After the Robby incident, she’d done research, visiting an Internet café to bring up articles and images of Mr. Jonah Limpet—The Voice’s real name. She’d found rare photographs of a young guy who held a hand over his face to avoid being caught by the cameras. He had short, dark hair that curled slightly at the ends. His body looked tall and wiry under long, untucked shirts and khaki pants.

Wanting more, Dawn had delved further, finding out that he was the reclusive heir to a medical supply fortune, that he never left any of his houses except to travel between them under a veil of secrecy. His aged parents had passed away years ago, but he’d held the funerals on Limpet property, being so wealthy that he’d never even needed to step foot into the actual world.

How had Jonah Limpet gotten this way? And why had he closed himself off from everything but the Underground?

Dawn crossed her arms over her chest, preparing to block out his well-established hypnotic powers before he could get the jump on her. He liked being inside her, liked solving her, too, bringing her to physical climaxes while lapping up her emotions.

Thing was, she liked it. Hated it. Loved it.

Realizing that she was getting all repressed again, Dawn sighed, resting her hands on her lap. All her life, she’d shoved her emotions into an inner box, but lately, she’d been trying hard to keep herself more open. She needed to face what The Voice was, and more important, what he’d become to her.

Nearby, Kiko arranged himself on a settee, sitting bolt upright because of his brace. The sight pinched at her. She was used to seeing him plop into chairs, then collapse into a sprawled mess of comfort.

He caught her sad gaze, his jaw going tight. Dawn glanced away, knowing the last thing he wanted was pity.

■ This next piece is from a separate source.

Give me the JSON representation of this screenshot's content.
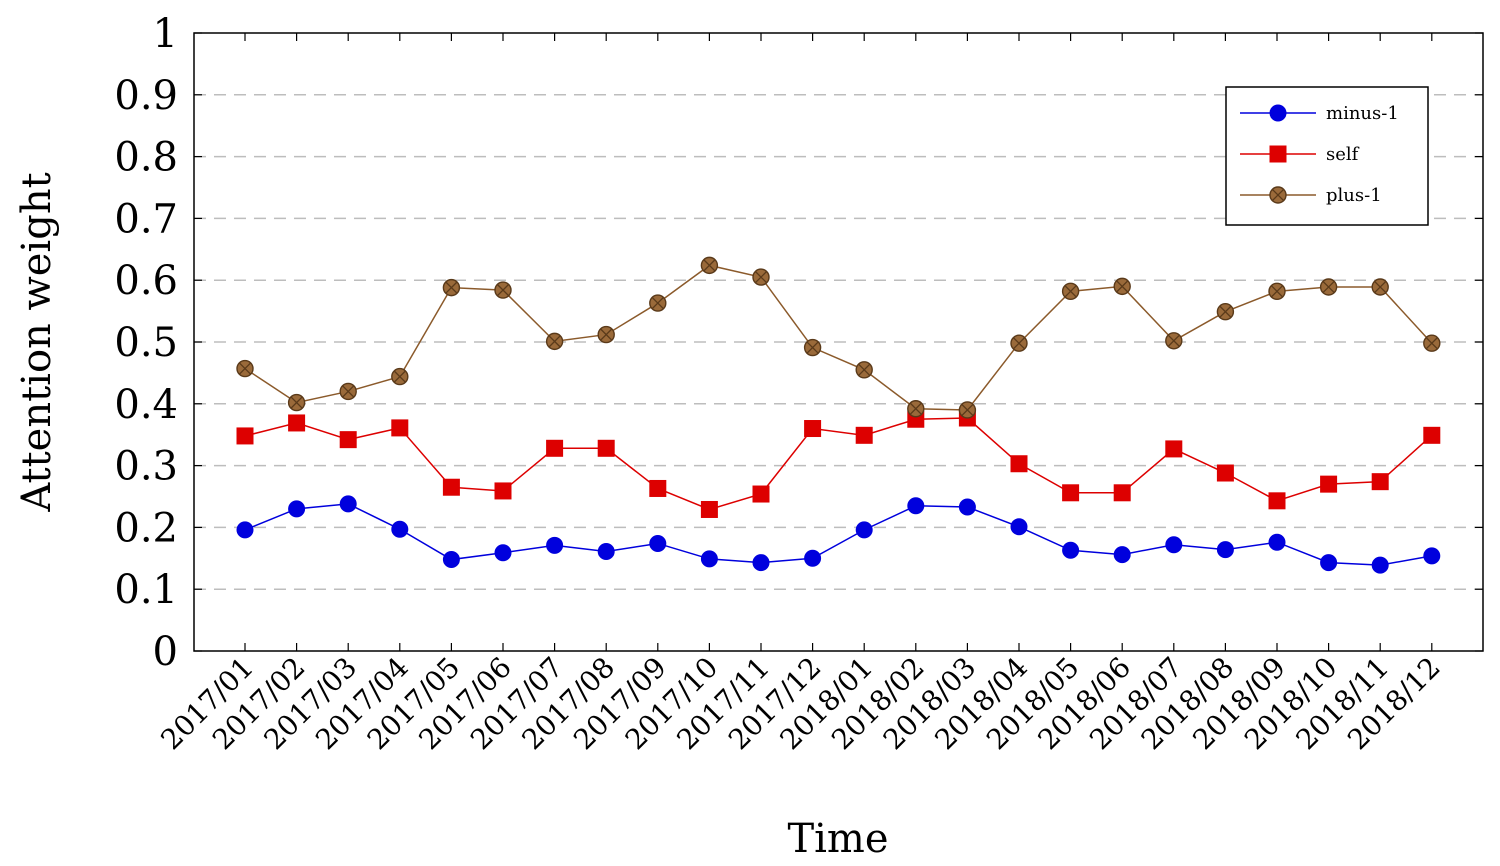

“You said you had something?” she said to The Voice.

Now that they’d settled, the TV screen bloomed with color. The Voice had started his meeting in the usual way: silently, arrogantly, efficiently, and with succinct visual aids.

The screen sharpened to reveal a press conference, and a familiar one at that. Dawn had seen Marla Pennybaker’s announcement just days after Robby had encouraged his father to kill himself, then was finally exterminated himself. As the older woman stiltedly talked about her husband’s suicide—a true enough statement, except that it’d been brought on by the man’s refusal to join Robby in a vampire Underground that his son had never fully explained—Dawn evaluated Marla’s body language.

Garbed in a white silk suit, she seemed more put together than Dawn had ever seen her. Back when she’d engaged Limpet and Associates to find Robby, her face had been lined by grief and fear. Yet now…there was acceptance, like she didn’t remember the hell they’d all gone through.

Kiko grunted. “We’ve seen this, Boss. And it still looks like she’s reading from a script.”

“That would make sense if she was mind wiped by a vampire,” The Voice said. “I’ve seen this type of reaction many times, though it’s not noticeable unless one is searching for it.”